Compounding Clinton's problem was Penn, who's widely perceived as arrogant and awkward with people. "He has the social skills of a mollusk," said William Curry, a former counselor to Bill Clinton.

Kathy Sullivan, a former New Hampshire party chairwoman, agreed: "Every time I saw him on TV, I thought he was losing us voters."

Penn didn't respond to requests for comment.

As the campaign progressed in 2008, Clinton faced a third problem: Her team had expected her to sew up the nomination on Feb. 5, Super Tuesday. It burned through more than $118 million trying to make that happen, spending so furiously that Clinton even lent herself $5 million at the end of January.

But when Obama fought her to a draw that day, Clinton seemed to have no Plan B.

Campaign manager Patti Solis Doyle, a longtime loyalist who'd never run a campaign before, left after Super Tuesday. She was replaced by Maggie Williams, another longtime loyalist who'd never run a campaign.

Meanwhile, Obama ran off 11 straight victories in February, most in races Clinton barely contested, which is how he rolled up his lead in delegates.

In March, chief strategist Penn was forced to step down after he met with Colombian officials to tout a free-trade agreement that Clinton opposed.

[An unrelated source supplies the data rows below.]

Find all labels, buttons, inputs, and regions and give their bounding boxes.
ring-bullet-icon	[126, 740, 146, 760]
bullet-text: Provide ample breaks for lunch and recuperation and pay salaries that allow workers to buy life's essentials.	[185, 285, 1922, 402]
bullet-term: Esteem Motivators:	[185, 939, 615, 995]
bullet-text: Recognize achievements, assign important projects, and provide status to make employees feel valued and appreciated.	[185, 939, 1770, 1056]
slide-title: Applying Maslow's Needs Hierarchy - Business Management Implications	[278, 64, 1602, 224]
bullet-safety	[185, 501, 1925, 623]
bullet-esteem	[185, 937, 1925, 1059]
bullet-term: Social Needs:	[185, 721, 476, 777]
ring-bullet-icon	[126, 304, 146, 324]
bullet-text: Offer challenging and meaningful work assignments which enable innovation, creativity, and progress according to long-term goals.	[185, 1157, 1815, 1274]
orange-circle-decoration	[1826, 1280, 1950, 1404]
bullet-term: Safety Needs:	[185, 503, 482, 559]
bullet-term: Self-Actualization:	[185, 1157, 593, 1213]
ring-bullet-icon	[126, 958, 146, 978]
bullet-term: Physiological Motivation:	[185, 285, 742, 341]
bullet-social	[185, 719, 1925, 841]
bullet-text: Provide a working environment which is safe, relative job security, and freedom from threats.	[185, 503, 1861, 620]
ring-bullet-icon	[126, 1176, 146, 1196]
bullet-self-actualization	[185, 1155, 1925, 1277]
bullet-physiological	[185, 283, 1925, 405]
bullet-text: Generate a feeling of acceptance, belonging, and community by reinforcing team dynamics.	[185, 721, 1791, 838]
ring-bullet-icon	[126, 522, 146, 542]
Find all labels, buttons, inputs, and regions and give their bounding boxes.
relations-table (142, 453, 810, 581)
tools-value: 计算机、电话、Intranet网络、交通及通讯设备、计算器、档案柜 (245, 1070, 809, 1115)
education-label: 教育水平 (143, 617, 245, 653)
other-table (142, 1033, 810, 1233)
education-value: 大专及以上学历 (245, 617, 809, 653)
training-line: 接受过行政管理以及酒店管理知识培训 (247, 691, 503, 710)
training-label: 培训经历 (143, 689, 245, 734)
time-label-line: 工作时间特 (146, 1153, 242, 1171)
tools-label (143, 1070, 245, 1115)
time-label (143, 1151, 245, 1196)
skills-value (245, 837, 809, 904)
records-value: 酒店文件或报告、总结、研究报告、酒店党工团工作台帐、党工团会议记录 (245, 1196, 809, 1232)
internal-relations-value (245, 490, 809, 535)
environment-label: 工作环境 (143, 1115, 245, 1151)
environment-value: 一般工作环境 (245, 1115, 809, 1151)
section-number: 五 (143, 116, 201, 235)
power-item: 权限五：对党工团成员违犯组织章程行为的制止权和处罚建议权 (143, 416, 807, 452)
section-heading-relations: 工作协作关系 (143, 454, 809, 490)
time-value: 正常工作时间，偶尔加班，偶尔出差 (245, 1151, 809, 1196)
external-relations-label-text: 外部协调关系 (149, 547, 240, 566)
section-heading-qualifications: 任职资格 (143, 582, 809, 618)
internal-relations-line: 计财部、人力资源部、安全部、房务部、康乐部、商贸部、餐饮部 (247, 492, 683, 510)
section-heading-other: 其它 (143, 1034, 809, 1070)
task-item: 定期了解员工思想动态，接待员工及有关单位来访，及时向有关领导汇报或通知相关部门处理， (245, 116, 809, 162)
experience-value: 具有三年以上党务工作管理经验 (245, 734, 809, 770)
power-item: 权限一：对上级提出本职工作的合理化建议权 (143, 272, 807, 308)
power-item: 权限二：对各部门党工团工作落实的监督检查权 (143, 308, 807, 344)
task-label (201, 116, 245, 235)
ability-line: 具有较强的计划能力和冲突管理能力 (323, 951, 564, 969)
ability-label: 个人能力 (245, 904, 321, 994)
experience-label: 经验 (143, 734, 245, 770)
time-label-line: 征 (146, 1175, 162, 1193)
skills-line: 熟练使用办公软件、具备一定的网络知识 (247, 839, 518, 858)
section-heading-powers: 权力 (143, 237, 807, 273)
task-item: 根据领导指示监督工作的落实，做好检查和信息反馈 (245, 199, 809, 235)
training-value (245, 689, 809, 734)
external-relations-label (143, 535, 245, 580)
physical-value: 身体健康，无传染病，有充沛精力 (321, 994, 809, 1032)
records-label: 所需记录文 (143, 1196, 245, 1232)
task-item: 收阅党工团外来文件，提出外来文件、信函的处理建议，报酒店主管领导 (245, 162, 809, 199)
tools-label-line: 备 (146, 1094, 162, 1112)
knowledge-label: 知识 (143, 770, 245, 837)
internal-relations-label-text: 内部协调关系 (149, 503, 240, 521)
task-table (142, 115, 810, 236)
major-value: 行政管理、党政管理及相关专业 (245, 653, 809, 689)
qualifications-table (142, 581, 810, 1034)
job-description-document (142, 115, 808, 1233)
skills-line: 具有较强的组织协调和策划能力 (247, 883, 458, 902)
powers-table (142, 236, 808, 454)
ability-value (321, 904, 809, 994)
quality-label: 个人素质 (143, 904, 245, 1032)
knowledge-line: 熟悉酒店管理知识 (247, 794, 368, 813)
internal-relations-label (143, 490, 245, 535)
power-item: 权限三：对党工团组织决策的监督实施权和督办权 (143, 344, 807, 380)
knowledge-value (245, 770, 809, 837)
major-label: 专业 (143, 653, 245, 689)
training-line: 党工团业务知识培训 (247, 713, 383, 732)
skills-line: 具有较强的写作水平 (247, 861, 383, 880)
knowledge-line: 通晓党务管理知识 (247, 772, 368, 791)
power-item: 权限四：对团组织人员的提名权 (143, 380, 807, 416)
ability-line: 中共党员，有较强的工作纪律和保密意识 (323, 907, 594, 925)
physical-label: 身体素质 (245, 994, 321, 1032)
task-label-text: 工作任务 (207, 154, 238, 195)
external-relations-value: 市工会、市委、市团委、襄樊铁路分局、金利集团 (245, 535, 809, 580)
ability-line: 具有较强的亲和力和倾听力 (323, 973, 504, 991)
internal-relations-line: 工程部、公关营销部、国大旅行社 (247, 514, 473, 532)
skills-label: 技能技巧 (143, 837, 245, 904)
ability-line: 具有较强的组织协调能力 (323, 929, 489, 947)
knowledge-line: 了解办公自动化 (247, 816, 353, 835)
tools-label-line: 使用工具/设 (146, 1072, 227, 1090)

Along the way Clinton presented a number of shifting personas. When she was trying to appear inevitable, she ran as the steely would-be commander in chief. After she lost to Obama in Iowa, she turned misty-eyed and emotional just before the New Hampshire primary and won. More recently, she's presented herself as the reincarnation of Rocky, the plucky prize-fighter who never gives up.

"She's had more incarnations than the Dalai Lama, and she's not as well-liked," Curry said.

Still, she managed to rebound and win crucial primaries in Texas and Ohio on March 4, and in Pennsylvania by 9.2 points on Tuesday.

Clinton backers dismiss the February free-fall as ancient history, citing her Pennsylvania win as evidence that she's on the path to the top. While her campaign aides declined requests for comment for this story, her surrogates made her case publicly.

"It was an awesome victory, a landslide in so many different ways," said Pennsylvania Gov. Ed Rendell. "You can see the dynamic changing."

Still, the history of campaign turmoil suggests that a Clinton White House might not be a smooth operation.

"Plan B seems to be, 'Fire staff,'" said Craig Allen Smith, a professor of communication at North Carolina State University.

"She's done what many thought was impossible," Curry said. "She's raising her negatives."